Lettre de S.

 "( ...) Je peux reconnaître ta conquête de l'ordinaire dont le sentiment-même disparaît – rien n'est ordinaire hormis la grâce et le désastre.  Je peux cela, mais je ne comprends toujours pas. Tu donnes à voir une vie valable dans tous ses états, débusquée dans tous ses possibles. Possibles des choses et des êtres dont l'oeil recueille l'intelligence, là – et au moment – où elle se fait, se tisse.

J'ai envie de dire que je lis dans tes séries une image perdue. Celle que tu cherches ? Que tu remises, pour retenter l'affaire avec la suivante ? Je me laisse attraper par sa densité. Cette image ignorée abrite, recueille, sert de refuge aux cauchemars, aux chagrins. On pourrait presque la paraphraser : force inhérente à la faiblesse.

Je pense à ce que tu as écrit : « C’est ainsi que je me représentais le monde quand j’étais enfant : mille nœuds, belles et innombrables ficelles d’amour. » Je vois toujours ce laçage, cette pelote faite d'amour, de mémoire, de vides et de mots.
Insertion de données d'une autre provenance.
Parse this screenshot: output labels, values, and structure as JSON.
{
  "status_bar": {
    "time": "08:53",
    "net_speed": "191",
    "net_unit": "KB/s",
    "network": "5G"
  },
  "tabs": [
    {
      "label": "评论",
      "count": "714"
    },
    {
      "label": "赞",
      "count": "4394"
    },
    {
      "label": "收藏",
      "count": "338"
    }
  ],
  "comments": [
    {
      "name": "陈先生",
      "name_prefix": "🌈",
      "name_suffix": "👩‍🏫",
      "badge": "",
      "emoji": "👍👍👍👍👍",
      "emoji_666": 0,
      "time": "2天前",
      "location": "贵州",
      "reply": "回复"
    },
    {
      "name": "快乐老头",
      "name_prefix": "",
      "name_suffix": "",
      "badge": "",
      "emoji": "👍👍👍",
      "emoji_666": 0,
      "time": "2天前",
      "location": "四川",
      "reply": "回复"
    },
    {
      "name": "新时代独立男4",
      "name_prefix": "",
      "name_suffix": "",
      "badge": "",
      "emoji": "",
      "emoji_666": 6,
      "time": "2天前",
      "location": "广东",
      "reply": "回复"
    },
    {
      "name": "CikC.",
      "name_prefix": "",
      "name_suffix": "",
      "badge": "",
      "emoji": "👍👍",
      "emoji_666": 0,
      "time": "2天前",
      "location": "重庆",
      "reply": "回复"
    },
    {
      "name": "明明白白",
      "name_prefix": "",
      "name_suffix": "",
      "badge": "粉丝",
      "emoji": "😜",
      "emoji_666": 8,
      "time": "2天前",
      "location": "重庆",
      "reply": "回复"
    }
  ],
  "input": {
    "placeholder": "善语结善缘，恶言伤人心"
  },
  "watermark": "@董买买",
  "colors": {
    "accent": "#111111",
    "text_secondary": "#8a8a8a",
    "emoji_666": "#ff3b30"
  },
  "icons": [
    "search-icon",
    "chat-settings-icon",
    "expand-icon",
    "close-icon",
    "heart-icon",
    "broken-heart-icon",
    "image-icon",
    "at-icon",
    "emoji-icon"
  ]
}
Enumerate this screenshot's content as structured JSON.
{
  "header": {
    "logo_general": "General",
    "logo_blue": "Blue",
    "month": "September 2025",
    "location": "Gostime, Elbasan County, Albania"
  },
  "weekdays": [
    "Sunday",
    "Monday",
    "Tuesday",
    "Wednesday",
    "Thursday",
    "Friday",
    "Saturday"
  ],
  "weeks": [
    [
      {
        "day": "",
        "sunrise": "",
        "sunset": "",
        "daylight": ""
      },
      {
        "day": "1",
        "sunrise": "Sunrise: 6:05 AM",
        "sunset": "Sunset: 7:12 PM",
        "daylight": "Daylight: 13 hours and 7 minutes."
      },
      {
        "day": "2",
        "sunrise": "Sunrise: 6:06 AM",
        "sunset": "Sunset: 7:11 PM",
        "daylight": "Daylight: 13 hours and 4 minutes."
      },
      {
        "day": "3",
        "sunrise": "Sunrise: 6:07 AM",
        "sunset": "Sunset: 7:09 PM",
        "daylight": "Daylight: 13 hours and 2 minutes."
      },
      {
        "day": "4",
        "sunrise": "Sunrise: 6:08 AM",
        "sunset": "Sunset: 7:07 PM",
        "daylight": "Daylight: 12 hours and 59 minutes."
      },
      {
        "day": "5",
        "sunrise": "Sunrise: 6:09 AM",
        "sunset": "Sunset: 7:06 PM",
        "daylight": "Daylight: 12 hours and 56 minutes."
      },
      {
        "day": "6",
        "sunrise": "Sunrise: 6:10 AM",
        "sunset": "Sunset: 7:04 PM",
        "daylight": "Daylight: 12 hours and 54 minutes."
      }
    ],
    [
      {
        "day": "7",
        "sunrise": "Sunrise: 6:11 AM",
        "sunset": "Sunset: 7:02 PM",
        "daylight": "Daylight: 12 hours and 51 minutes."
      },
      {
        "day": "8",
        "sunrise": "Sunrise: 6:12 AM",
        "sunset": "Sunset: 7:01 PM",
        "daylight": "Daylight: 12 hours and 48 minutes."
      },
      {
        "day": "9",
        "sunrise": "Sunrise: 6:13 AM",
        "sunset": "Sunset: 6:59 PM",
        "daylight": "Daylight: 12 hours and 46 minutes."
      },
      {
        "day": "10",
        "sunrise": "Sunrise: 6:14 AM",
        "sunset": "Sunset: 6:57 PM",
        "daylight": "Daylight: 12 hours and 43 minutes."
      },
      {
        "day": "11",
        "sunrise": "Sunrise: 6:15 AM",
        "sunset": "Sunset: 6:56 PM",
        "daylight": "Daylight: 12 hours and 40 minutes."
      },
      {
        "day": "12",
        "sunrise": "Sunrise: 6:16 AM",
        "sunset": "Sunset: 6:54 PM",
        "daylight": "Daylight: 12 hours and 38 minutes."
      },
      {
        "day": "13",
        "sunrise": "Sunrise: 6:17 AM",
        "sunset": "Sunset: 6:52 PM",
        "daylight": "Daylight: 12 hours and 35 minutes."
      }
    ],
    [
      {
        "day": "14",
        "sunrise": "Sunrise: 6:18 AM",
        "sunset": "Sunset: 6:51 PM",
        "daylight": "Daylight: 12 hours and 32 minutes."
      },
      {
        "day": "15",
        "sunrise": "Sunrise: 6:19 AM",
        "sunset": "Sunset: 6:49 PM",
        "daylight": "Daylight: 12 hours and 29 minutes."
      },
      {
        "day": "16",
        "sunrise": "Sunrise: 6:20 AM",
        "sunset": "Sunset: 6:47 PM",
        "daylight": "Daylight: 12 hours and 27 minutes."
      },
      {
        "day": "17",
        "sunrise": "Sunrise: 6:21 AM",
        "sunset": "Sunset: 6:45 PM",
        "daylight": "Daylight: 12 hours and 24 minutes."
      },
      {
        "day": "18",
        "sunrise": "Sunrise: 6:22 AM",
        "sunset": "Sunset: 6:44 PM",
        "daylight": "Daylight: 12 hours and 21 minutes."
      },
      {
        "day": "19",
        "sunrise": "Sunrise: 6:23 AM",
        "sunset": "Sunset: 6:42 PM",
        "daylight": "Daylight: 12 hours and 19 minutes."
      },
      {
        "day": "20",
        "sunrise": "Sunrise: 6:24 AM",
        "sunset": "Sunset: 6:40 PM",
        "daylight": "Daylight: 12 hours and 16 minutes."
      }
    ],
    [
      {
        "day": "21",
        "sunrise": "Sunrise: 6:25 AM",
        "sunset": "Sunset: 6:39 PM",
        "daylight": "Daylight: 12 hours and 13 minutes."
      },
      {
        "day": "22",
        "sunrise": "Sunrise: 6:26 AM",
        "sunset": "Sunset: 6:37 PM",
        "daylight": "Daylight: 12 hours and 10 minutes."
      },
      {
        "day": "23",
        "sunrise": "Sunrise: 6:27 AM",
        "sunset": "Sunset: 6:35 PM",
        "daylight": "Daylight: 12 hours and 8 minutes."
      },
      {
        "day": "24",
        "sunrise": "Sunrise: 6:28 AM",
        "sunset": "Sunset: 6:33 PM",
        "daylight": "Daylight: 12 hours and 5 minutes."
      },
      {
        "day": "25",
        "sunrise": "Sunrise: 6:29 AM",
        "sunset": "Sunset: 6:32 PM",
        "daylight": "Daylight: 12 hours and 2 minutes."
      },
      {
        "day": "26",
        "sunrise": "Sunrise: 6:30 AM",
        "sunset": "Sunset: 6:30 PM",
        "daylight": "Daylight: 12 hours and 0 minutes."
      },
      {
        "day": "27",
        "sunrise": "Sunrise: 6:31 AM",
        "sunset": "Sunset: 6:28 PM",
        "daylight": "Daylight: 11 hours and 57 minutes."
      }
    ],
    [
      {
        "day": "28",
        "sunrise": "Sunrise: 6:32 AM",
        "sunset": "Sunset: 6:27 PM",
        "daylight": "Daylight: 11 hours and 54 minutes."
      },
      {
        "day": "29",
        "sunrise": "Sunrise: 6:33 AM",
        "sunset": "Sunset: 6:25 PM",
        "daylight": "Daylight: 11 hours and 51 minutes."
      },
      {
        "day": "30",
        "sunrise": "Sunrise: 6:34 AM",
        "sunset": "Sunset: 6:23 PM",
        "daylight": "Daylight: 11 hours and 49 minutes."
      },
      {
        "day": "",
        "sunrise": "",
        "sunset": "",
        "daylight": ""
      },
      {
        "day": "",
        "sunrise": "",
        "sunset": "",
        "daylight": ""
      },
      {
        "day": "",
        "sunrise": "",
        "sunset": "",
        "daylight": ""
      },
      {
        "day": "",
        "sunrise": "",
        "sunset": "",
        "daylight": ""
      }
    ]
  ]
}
Ce texte ? Car c'est étrange, chez toi, la recherche de l'intensité du regard libère des mots. Ton regard n'en finit pas de parler. Les corps, les couleurs, les ploiements, les morceaux se révolutionnent en une langue qui est celle de l'instant. En photographiant, tu te délestes, te délivres du lisible dans le visible. Ca sort, ça se passe, ça surgit. On saisit, c'est énergétique, mais c'est triste aussi, parce que c'est perdu aussitôt perçu. Le défi à l'anéantissement est à rejouer sans fin, dans sa « fragilité édifiante », sa certitude engloutie.

Tes photographies sont hyper-sensiblement organisées. Il en remonte je ne sais quoi, dont je sais seulement que c'est à rebours et que cela rayonne autant que ces hiatus entre absence, présence, attente et désir. Le tout rendu avec une juste charge de beauté. Et cette tension finit par éclairer une réalité inconnue, comme un regard qui emprunterait plusieurs directions en s'emparant au passage d'un tintement suspendu, des ombres, d'un geste effacé, pour nous laisser en proie au mirage et prêts à assaillir une apparition (visuelle, sonore, motrice) jusque-là recluse. Je ressens fortement le serrement porté par ce regard qui est surtout matière et qui participe au monde en s'insurgeant dans tes images. En elles, le temps hésite, s'arrête, on ne sait si l'instant est soluble ou perpétuel. Il est ouvert en tout cas. Comme l'est l'étonnement appelé et consacré par ton travail qui, d'un théâtre du dérisoire, dévoile en l'embrassant celui de la déchirure."